İstanbul Büyükşehir Belediye (İBB) Başkanı ve CHP’nin cumhurbaşkanı adayı Ekrem İmamoğlu hakkında, “sahte diploma” iddiasıyla yürütülen soruşturma tamamlandı. İstanbul Cumhuriyet Başsavcılığı’nca hazırlanan iddianamede, İmamoğlu’nun “zincirleme şekilde resmi belgede sahtecilik” suçunu işlediği öne sürülerek, 2 yıl 6 aydan 8 yıl 9 aya kadar hapis cezası ve siyasi yasak talep edildi. İmamoğlu, İBB’ye yönelik başka soruşturmalar kapsamında 23 Mart 2025’te tutuklanmış ve görevden uzaklaştırılmıştı.
İddianamenin detayları
20 sayfalık iddianamede, suçun 10 Eylül 2014 ile 18 Ocak 2024 tarihleri arasında, İmamoğlu’nun Beylikdüzü Belediye Başkanı olduğu dönemde işlendiği belirtildi. Deliller arasında Yükseköğretim Denetleme Kurulu’nun raporu, İstanbul Üniversitesi ve İl Seçim Kurulu yazışmaları, okul belgeleri ve tanık beyanları yer aldı. Soruşturma, 18 Eylül 2024’te CİMER’e yapılan bir ihbarla başladı. İkinci bir ihbar ise 1 Ekim 2024’te bir YouTube yayınındaki iddialara dayanıyordu.

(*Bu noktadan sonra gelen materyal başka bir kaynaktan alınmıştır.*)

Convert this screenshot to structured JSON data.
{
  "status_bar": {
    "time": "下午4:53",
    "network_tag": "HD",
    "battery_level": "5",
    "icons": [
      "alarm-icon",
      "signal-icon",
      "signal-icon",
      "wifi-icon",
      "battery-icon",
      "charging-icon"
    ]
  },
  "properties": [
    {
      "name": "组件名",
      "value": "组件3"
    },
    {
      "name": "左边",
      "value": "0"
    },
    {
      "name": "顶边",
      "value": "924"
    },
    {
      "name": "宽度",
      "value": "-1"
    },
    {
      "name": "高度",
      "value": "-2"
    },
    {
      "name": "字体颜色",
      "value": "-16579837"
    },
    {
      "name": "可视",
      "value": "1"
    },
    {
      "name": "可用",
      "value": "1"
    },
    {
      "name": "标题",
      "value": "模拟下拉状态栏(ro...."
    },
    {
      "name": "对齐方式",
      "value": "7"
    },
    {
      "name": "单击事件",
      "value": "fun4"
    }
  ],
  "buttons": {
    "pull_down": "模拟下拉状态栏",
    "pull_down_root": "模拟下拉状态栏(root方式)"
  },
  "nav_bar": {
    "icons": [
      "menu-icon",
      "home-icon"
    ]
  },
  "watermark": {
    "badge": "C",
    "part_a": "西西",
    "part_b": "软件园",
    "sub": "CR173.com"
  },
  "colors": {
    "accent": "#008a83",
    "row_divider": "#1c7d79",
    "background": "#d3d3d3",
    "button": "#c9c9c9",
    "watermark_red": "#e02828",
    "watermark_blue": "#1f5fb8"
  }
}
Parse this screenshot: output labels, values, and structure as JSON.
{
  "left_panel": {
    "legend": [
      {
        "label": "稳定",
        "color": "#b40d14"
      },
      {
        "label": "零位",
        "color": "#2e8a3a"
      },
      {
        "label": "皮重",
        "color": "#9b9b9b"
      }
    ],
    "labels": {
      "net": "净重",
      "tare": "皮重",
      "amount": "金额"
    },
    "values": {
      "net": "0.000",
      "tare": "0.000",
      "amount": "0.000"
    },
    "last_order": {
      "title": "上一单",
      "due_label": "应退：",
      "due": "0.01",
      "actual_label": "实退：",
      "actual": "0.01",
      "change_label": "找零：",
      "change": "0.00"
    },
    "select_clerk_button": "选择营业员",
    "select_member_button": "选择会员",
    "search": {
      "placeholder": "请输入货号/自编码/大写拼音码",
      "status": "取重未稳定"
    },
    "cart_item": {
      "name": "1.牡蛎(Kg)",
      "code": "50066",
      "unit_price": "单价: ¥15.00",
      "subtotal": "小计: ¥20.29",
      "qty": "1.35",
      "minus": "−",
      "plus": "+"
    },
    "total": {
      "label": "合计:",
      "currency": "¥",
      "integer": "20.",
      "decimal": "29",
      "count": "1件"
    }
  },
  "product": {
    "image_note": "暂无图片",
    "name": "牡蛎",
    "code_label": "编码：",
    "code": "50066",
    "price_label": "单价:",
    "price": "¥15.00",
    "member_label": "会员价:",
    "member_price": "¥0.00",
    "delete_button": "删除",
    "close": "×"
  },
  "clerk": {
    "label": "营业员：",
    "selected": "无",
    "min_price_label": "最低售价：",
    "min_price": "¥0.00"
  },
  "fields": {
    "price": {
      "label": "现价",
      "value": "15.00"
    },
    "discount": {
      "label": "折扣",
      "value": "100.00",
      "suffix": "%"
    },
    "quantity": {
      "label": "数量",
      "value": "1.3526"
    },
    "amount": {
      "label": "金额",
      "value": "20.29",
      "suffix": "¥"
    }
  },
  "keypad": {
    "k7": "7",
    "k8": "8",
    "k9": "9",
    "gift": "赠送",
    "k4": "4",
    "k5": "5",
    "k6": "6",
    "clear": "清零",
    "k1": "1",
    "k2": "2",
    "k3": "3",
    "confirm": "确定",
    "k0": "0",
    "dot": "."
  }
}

Usulsüz yatay geçiş iddiası
İddianamede, İmamoğlu’nun 1990 yılında Kuzey Kıbrıs’taki University College of Northern Cyprus’tan (UCNC) İstanbul Üniversitesi İşletme Fakültesi’ne yaptığı yatay geçişin usulsüz olduğu öne sürüldü. YÖK’ün o dönemde yalnızca Doğu Akdeniz Üniversitesi’ni tanıdığı, UCNC’nin ise tanınmadığı vurgulandı. Savcılık, İmamoğlu’nun transkriptinin UCNC’ye ait olmasına rağmen, Doğu Akdeniz Üniversitesi öğrencisiymiş gibi kaydedildiğini ve bu durumun “şeklen doğru, içerik bakımından sahte” belge düzenlenmesi anlamına geldiğini belirtti.
Kontenjan ve kayıt tartışmaları
Savcılık, İstanbul Üniversitesi’nin yatay geçiş kontenjanının 3 kişi olmasına rağmen 54 öğrencinin kabul edildiğini, başvuruların süresinden önce değerlendirildiğini ve bazı öğrencilerin listeden silinip yenilerinin eklendiğini iddia etti. Doğu Akdeniz Üniversitesi Öğrenci İşleri Müdürü Yağmur Tümer’in beyanına göre, İmamoğlu’na ait herhangi bir öğrenci kaydı bulunamadı. Tümer, 1986’dan itibaren sınavsız öğrenci alımının kaldırıldığını ve belgelerin 10 yıl saklandığını ifade etti.
“Zincirleme sahtecilik” suçlaması
İddianamede, İmamoğlu’nun usulsüz alınan diplomayı yüksek lisans başvurularında, askerlik işlemlerinde ve YSK’ya sunduğu seçim evraklarında kullandığı belirtildi. Savcılık, bu eylemlerin “zincirleme şekilde resmi belgede sahtecilik” suçunu oluşturduğunu savundu. İmamoğlu’nun bir konuşmasında söylediği, “Geçiş yapanları duyduğumda şok oldum” ifadesine atıf yapılarak, kendisinin de geçişin usulsüz olduğunu bildiği iddia edildi.
Devam eden hukuki süreç
İmamoğlu’nun diploması, 18 Mart 2025’te İstanbul Üniversitesi tarafından “yokluk” ve “açık hata” gerekçeleriyle iptal edildi. İmamoğlu, bu kararın iptali ve yürütmenin durdurulması için İstanbul 5. İdare Mahkemesi’nde dava açtı. Mahkeme, üniversiteye iptal kararının gerekçelerini detaylandırma ve 36 belge sunma talimatı verdi. Ayrıca, diploma düzenleme sürecine dahil olduğu düşünülen kişiler için ayrı bir soruşturma başlatıldı.
Kamuoyunda tartışma
İmamoğlu’nun yıllardır kamu kurumlarında geçerli sayılan diploması, 2025 başında iptal edilerek ceza soruşturmasına dönüştü. CHP, süreci “siyasi kumpas” olarak nitelendirirken, İmamoğlu’nun avukatları yatay geçişin usule uygun olduğunu ve YÖK’ün raporunun hukuka aykırı olduğunu savunuyor.